El Fondo Monetario Internacional (FMI) aprobó un nuevo desembolso de 1.050 millones de dólares para la Argentina, pero al mismo tiempo lanzó duras observaciones sobre las políticas de transparencia y los mecanismos de control de la corrupción implementados por el Gobierno de Javier Milei.
Las críticas fueron incluidas en la segunda revisión del acuerdo vigente y marcan uno de los pronunciamientos más severos del organismo sobre cuestiones institucionales desde el regreso de la Argentina al financiamiento del FMI en 2018.
En el informe, el organismo señaló que el país mantiene importantes desafíos pendientes en materia de transparencia y lucha contra la corrupción. En ese sentido, destacó que Argentina obtuvo apenas 36 puntos sobre 100 en el Índice de Percepción de la Corrupción 2025 elaborado por Transparencia Internacional.
El Fondo sostuvo además que los actuales mecanismos de declaración patrimonial de los funcionarios presentan “verificación limitada, escasa transparencia, publicación tardía y aplicación desigual”. También advirtió sobre debilidades en las normas vinculadas a conflictos de intereses y cuestionó la capacidad del Estado para garantizar su cumplimiento efectivo.
Otro de los puntos señalados por el organismo fue el funcionamiento del sistema judicial. El reporte indicó que persisten preocupaciones respecto de la independencia de la Justicia y mencionó observaciones internacionales que advierten sobre demoras en causas de alto perfil y limitaciones en los mecanismos de rendición de cuentas de funcionarios de alto rango.
Las observaciones forman parte del denominado “Marco de Gobernanza y Anticorrupción” que el FMI aplica desde 2018 para evaluar cómo las debilidades institucionales pueden afectar el desempeño económico de los países.
El informe coincide con la reciente decisión del Gobierno nacional de prorrogar hasta el 31 de julio el plazo para la presentación de declaraciones juradas patrimoniales ante la Oficina Anticorrupción, que originalmente vencía el 30 de mayo.
Además de las observaciones institucionales, el FMI manifestó preocupación por la situación del sistema financiero y el crecimiento de la morosidad. El organismo alertó sobre el aumento de los préstamos en mora, especialmente en el segmento de consumo, y advirtió sobre la creciente dependencia de los bancos del financiamiento de corto plazo.

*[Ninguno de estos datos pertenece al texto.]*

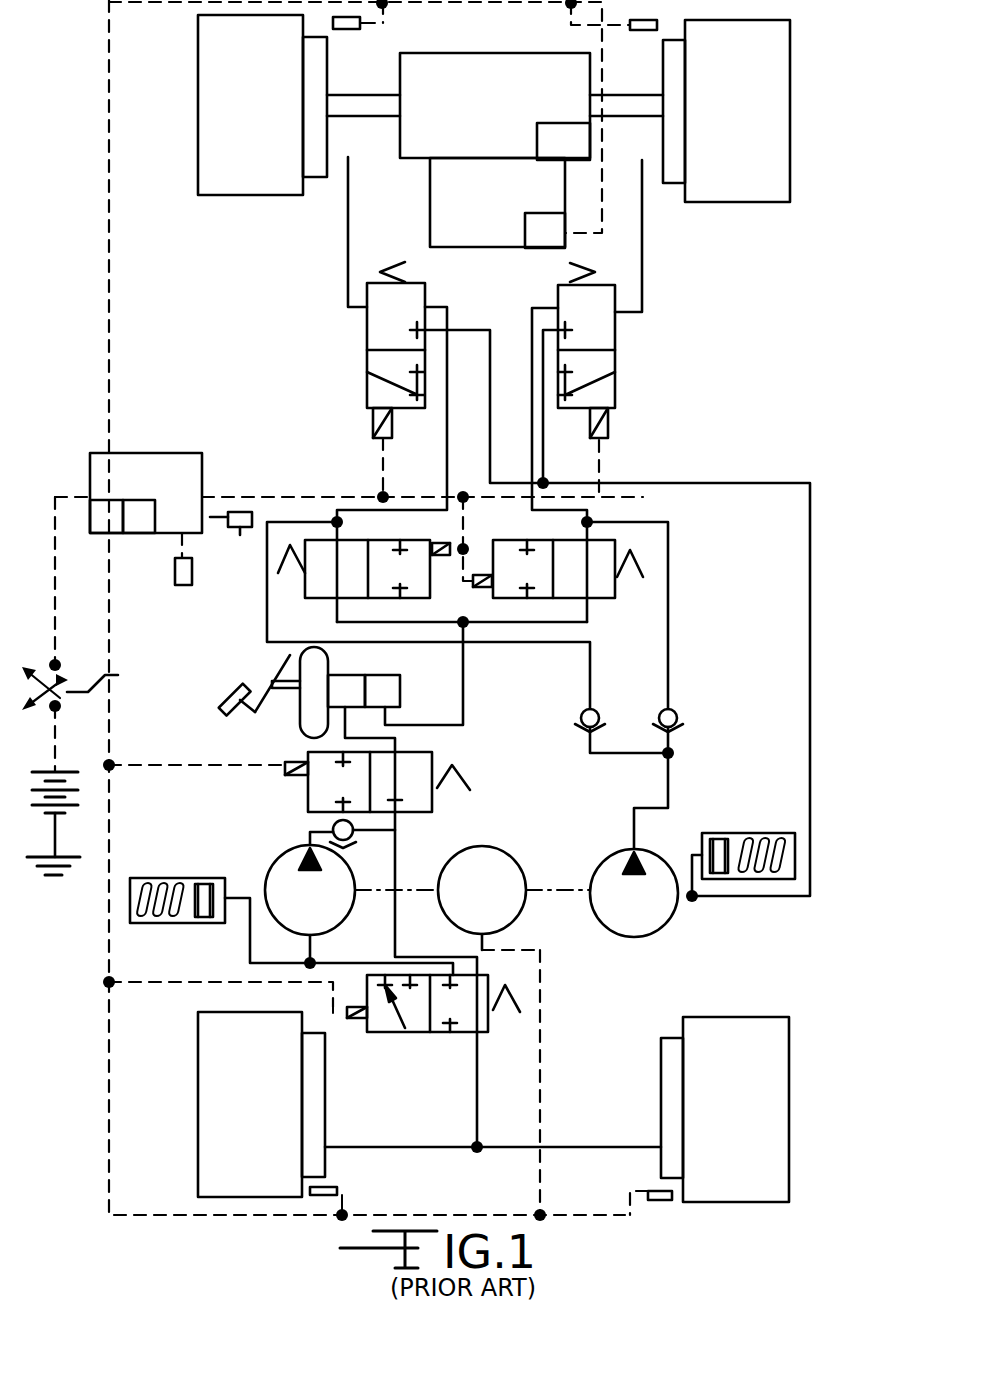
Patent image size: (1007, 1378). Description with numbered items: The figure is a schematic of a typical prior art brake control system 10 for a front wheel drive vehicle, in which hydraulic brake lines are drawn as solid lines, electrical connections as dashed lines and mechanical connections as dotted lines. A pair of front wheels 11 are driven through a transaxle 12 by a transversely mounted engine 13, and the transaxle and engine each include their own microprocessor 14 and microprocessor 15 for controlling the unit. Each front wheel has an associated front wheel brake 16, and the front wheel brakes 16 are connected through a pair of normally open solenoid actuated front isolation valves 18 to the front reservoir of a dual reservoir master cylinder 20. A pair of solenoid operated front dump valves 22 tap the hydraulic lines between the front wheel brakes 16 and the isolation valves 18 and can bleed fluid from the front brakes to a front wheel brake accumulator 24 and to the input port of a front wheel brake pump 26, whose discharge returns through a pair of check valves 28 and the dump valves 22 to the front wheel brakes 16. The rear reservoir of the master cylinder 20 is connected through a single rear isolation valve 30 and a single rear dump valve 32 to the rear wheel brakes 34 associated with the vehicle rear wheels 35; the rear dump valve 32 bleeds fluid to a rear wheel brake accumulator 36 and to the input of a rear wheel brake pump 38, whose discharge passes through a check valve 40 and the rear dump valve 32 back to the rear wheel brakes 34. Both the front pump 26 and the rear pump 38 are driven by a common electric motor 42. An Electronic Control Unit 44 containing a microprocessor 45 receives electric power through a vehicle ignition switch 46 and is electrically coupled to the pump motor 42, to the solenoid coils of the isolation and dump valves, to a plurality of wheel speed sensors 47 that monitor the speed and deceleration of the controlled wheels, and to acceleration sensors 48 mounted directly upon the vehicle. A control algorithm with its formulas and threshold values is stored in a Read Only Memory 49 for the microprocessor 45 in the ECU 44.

The brake control system 10 is at (813, 49).
The front wheels 11 is at (230, 180).
The transaxle 12 is at (495, 105).
The engine 13 is at (497, 202).
The microprocessor 14 is at (563, 141).
The microprocessor 15 is at (545, 230).
The front wheel brakes 16 is at (328, 160).
The front isolation valves 18 is at (375, 540).
The dual reservoir master cylinder 20 is at (388, 672).
The front dump valves 22 is at (410, 280).
The front wheel brake accumulator 24 is at (770, 833).
The front wheel brake pump 26 is at (618, 928).
The check valves 28 is at (582, 712).
The rear isolation valve 30 is at (432, 752).
The rear dump valve 32 is at (490, 1024).
The rear wheel brakes 34 is at (316, 1103).
The rear wheels 35 is at (205, 1075).
The rear wheel brake accumulator 36 is at (160, 878).
The rear wheel brake pump 38 is at (292, 862).
The check valve 40 is at (333, 826).
The electric motor 42 is at (470, 850).
The Electronic Control Unit 44 is at (162, 464).
The microprocessor 45 is at (93, 522).
The vehicle ignition switch 46 is at (85, 686).
The wheel speed sensors 47 is at (345, 30).
The acceleration sensors 48 is at (186, 572).
The Read Only Memory 49 is at (144, 520).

En paralelo, destacó la necesidad de fortalecer la supervisión de las entidades financieras no bancarias y monitorear el crecimiento del sector fintech, donde los niveles de mora presentan indicadores elevados.
Según datos del Banco Central citados en la revisión, la morosidad de los hogares alcanzó el 11,5% en marzo, registrando un fuerte incremento respecto del mismo período del año anterior.